Denis Lessard l’annonce ce matin mais la chose se laissait deviner depuis un bon moment : la CAQ de François Legault prendra un virage identitaire. Et cela, au moment où au PQ, plusieurs pensent à renoncer au discours identitaire. Pour le dire très schématiquement, dans la mesure où la souveraineté passionne moins l'électorat ces temps-ci que la question identitaire (et dans la question identitaire, j’inclus la critique du multiculturalisme et des accommodements raisonnables, la défense de la laïcité et du patrimoine historique québécois, la volonté de renforcer l’intégration des immigrants et d'ajuster nos seuils d'immigration à nos capacités réelles d'intégration, etc.), on devine que la CAQ mise sur cela pour déclasser le PQ chez les francophones.

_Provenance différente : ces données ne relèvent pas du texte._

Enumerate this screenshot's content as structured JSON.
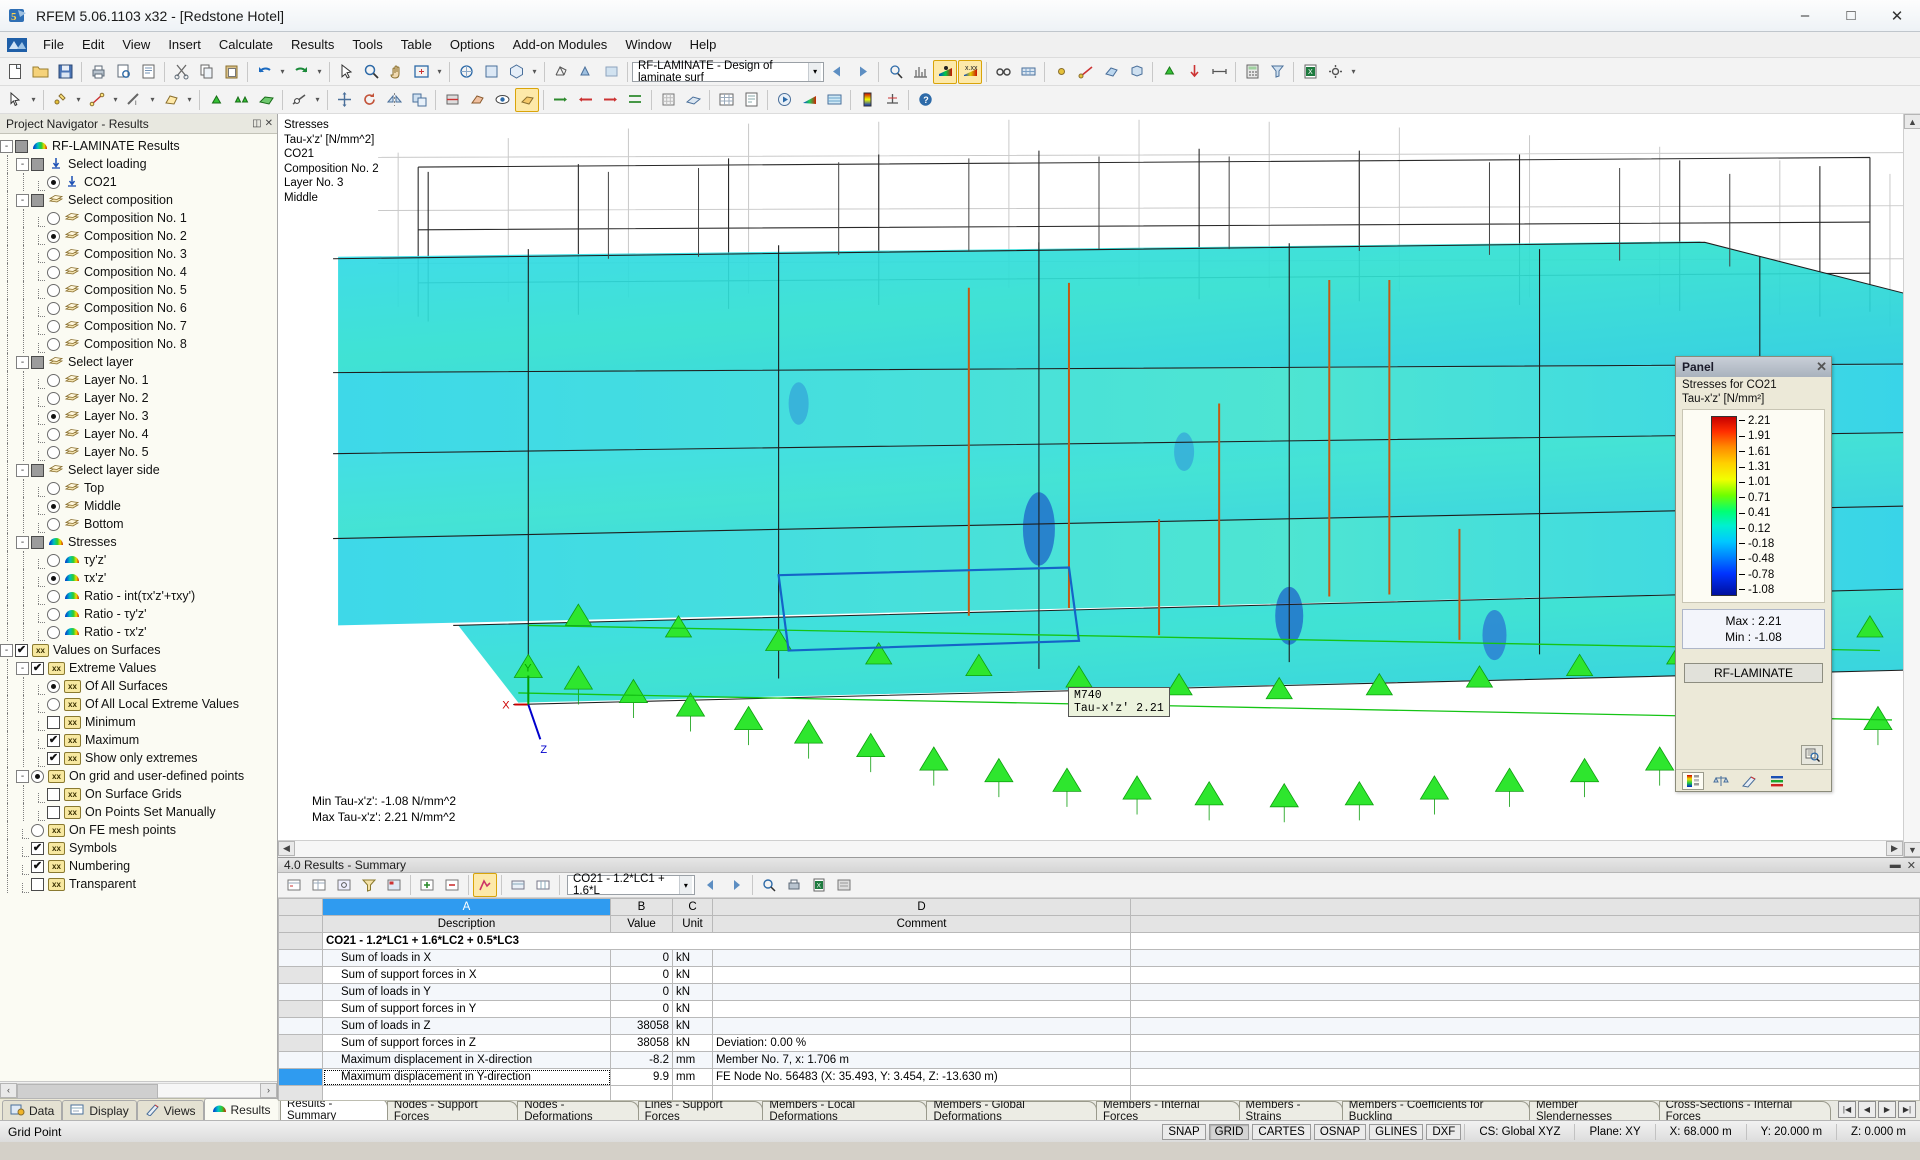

Je comprends ainsi la vision de la CAQ: pour les caquistes, la souveraineté, qu’on la veuille ou non, semble impossible à court ou moyen terme, même si son chef François Legault, avec une étrange incohérence, rappelle de temps en temps qu’il voterait Non à un référendum, ce qui veut dire qu’il ne croit pas seulement la souveraineté irréalisable pour l’instant, mais qu’il s’y opposerait. Mais cela ne veut pas dire qu’il faille pour autant renoncer au principe du Québec d’abord et qu’il faut se jeter dans les bras du Canada à la manière du fédéralisme servile pratiqué par Philippe Couillard. Il faut alors défendre l’identité collective car on ne saurait sacrifier le Québec pour le punir de pas avoir choisi l’indépendance.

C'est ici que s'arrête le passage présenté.